Stress fractures are most commonly seen in the lower extremity including the femur, tibia, and feet. They are frequently prevalent in athletes, the elderly, diabetics with neuropathy, and individuals with hip abnormalities. A stress fracture occurs from repetitive stress that exceeds the body’s ability to heal and remodel and is considered a fatigue failure of the bone. The fracture starts as a microscopic fracture, and if not healed, progresses to a macroscopic fracture that can be visible on xrays. In the hips they occur most commonly in the femoral neck in two types; tension or compressive stress fracture. A tension stress fracture occurs on the top of the femoral neck and frequently does not heal on its on with non-weight bearing but requires surgical fixation. A compression stress fracture occurs on the undersurface of the femoral neck and can heal with simple observation, activity modification and a period of non-weight bearing.

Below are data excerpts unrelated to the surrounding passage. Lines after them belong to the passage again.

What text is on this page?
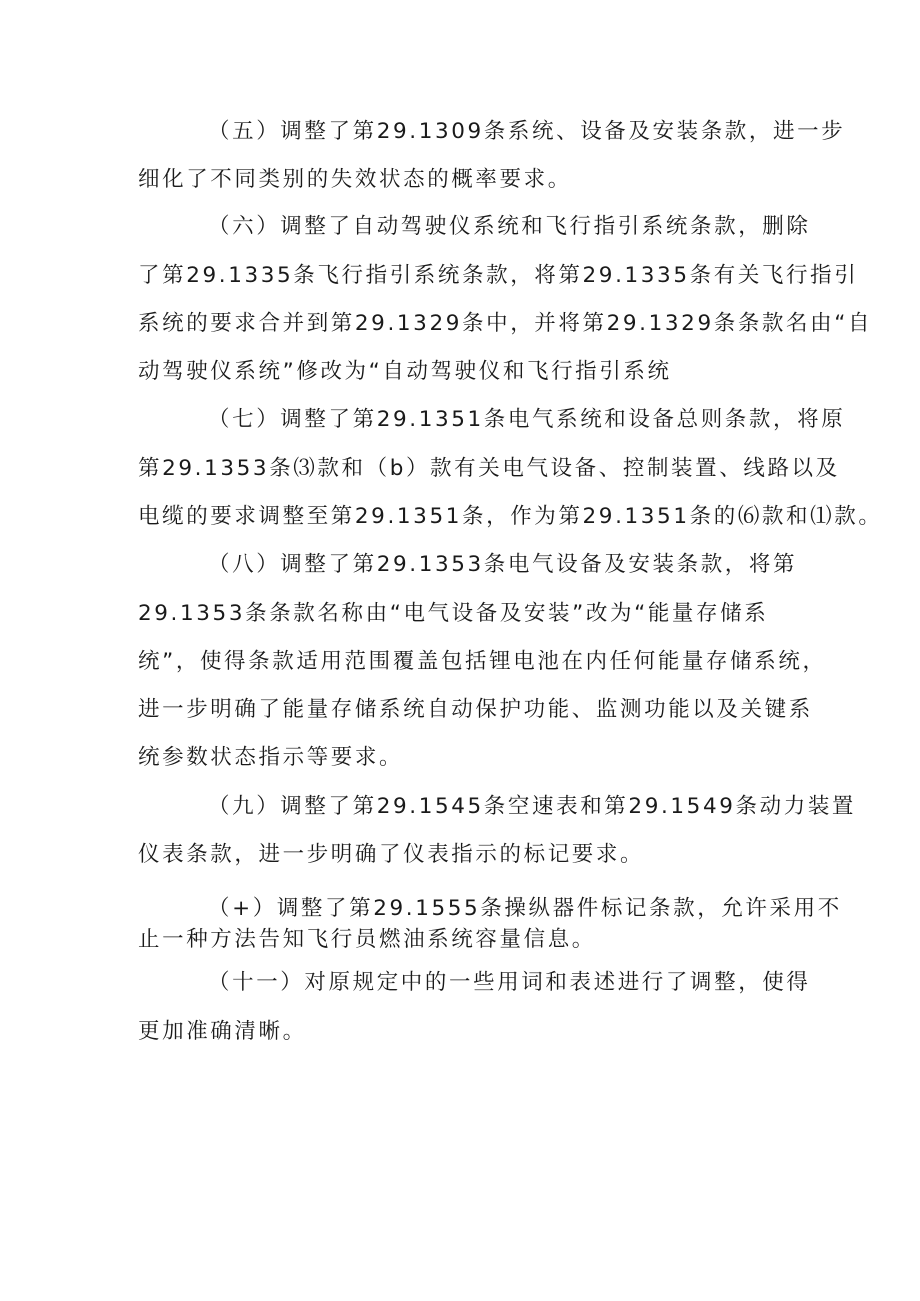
（五）调整了第29.1309条系统、设备及安装条款，进一步
细化了不同类别的失效状态的概率要求。
（六）调整了自动驾驶仪系统和飞行指引系统条款，删除
了第29.1335条飞行指引系统条款，将第29.1335条有关飞行指引
系统的要求合并到第29.1329条中，并将第29.1329条条款名由“自
动驾驶仪系统”修改为“自动驾驶仪和飞行指引系统
（七）调整了第29.1351条电气系统和设备总则条款，将原
第29.1353条⑶款和（b）款有关电气设备、控制装置、线路以及
电缆的要求调整至第29.1351条，作为第29.1351条的⑹款和⑴款。
（八）调整了第29.1353条电气设备及安装条款，将第
29.1353条条款名称由“电气设备及安装”改为“能量存储系
统”，使得条款适用范围覆盖包括锂电池在内任何能量存储系统，
进一步明确了能量存储系统自动保护功能、监测功能以及关键系
统参数状态指示等要求。
（九）调整了第29.1545条空速表和第29.1549条动力装置
仪表条款，进一步明确了仪表指示的标记要求。
（+）调整了第29.1555条操纵器件标记条款，允许采用不
止一种方法告知飞行员燃油系统容量信息。
（十一）对原规定中的一些用词和表述进行了调整，使得
更加准确清晰。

Stress fractures can present as a gradual pain or a sudden pain after a recent history of increased activity level. Swelling can also be present that is focused in the area of injury. The pain is worsened when standing or during physical activity that stresses the bone. Patients frequently limp, but are usually able to put some weight through their affected leg that may worsen the pain.
Diagnosis is made by history of pain and swelling of the hip without a known specific trauma or after a recent increased activity level. Pain and swelling are usually focused to the area of the injury. X-rays are often normal in the first two to three weeks when the fracture is on a microscopic scale, but as the fracture progresses, the fracture line may or may not be visible on xray. An MRI scan can be helpful if the diagnosis is unclear, and can show edema and swelling in the suspected area as well as the surrounding soft tissue. Physical examination is usually the first point of contact.
Fractures are typically caused by an accident or traumatic event, and are not always preventable. Stress fractures, however, are from overuse injuries and a sudden increase in activity. These injuries can be prevented by stopping the aggravating/overuse activity and to rest.